— Si je reste là, dans le clair de lune, l’homme me verra et je ne l’apercevrai pas. Il a dû se mettre du côté des maisons, dans l’ombre. Il faut que je fasse comme lui.
Il traversa la chaussée et aperçut, déjà loin, son voleur qui courait toujours. Alors il se mit à sa poursuite, les coudes au corps, fier de son entraînement physique, de la célérité régulière de ses bonds, suivant le long des arbres afin de rester le plus possible dissimulé par la ligne oblique qu’ils opposaient au regard. Tout à coup l’homme disparut. Il n’y avait pas à cette hauteur de rue transversale et Marlis comprit : son voleur avait dû s’abriter dans l’embrasure d’une porte ; peut-être, c’est un stratagème connu, s’être fait ouvrir en donnant un nom connu ou balbutié, pour ressortir quelques instants après.

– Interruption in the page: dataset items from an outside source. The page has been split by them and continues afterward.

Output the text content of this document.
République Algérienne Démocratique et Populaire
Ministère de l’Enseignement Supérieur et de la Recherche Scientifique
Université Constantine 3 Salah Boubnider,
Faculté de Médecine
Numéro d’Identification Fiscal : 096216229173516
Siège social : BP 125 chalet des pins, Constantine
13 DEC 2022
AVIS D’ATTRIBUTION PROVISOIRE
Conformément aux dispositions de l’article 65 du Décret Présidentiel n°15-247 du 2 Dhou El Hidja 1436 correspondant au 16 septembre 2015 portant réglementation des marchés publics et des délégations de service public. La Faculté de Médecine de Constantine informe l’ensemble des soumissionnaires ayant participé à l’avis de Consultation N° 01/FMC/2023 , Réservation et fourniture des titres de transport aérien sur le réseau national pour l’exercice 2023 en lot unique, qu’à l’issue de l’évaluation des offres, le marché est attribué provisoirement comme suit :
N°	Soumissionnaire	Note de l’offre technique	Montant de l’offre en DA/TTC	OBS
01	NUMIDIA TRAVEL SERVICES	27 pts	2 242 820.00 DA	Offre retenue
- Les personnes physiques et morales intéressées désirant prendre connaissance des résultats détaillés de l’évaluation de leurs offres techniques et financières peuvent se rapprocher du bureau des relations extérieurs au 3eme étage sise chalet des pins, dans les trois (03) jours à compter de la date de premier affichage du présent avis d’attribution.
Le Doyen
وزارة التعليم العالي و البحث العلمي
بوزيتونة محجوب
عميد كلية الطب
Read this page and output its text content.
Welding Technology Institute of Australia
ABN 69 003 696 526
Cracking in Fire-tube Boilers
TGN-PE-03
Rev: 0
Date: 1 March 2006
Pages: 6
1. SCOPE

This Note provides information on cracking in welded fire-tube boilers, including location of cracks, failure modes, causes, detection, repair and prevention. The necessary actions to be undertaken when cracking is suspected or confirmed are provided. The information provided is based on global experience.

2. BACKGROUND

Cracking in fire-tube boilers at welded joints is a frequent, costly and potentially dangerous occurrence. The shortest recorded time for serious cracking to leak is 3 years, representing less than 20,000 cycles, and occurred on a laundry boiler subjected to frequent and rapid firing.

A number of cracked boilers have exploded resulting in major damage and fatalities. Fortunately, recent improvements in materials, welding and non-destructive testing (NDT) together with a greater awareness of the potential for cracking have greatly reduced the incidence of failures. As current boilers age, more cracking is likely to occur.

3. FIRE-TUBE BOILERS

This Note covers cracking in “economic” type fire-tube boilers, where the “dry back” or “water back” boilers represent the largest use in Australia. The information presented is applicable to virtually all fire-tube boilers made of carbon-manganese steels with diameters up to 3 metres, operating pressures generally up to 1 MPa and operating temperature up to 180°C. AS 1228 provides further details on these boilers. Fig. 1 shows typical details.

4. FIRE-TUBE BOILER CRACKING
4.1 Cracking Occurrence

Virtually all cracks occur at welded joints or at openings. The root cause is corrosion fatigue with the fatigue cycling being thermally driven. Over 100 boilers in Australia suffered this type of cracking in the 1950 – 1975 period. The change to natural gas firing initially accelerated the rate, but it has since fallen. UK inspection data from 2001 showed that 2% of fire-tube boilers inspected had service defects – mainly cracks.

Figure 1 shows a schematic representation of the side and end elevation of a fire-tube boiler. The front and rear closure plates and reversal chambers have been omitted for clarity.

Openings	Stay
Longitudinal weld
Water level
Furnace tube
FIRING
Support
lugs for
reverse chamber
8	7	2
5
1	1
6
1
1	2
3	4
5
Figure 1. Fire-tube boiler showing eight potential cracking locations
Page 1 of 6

Marlis continua donc de courir. Il ne se trompait point sans doute, car l’homme, un peu plus loin, lui sembla jaillir de l’ombre. C’était la même silhouette, la même taille, le même chapeau melon, le même pardessus au col relevé au-dessus des oreilles, pour cacher la figure, évidemment. Mais cette fois il marchait d’un pas de promenade, comme quelqu’un qui n’a rien à se reprocher, parce que c’est la ruse inévitable, imposée, nécessaire. Car un homme qui court, n’est-ce pas ? tout le monde le remarque, et le témoin, le passant que Marlis espérait, lui devait frémir de crainte à la pensée qu’il pourrait survenir !
Sur la pointe des pieds, gagnant du terrain prudemment, Marlis se rapprocha. En apparence, le voleur maintenant ne se souciait plus de rien. Il allait la tête un peu basse, tranquillement, comme un honnête homme, absolument comme un honnête homme ! Ah ! il en faut du sang-froid pour ce métier-là. Il devait avoir l’habitude. Une seconde, Marlis l’admira, puis cela lui donna de l’inquiétude. La « reprise » qu’il méditait ne se ferait peut-être pas toute seule. Il tira son revolver, le dépouilla de sa gaine, sans cesser de courir, et le garda derrière son dos. Il n’était plus qu’à quelques mètres de l’homme, qui ne se hâtait pas, mais entendit sûrement quelque chose derrière lui, ou fut averti par un instinct secret, car il tourna un peu la tête. Marlis cessant de courir, il ne se douta de rien : quelqu’un suivait le même chemin que lui, voilà tout. Marlis, marchant plus vite, parvint à le dépasser, puis se retournant lui braqua le revolver entre les deux yeux, et prononça d’une voix qu’il voulait rendre tranquille, mais qui l’étonna par l’accent sauvage qu’elle prit dans sa gorge :
— Allons, cher monsieur, la montre ! La montre, hein ? Vous savez ce que je veux dire !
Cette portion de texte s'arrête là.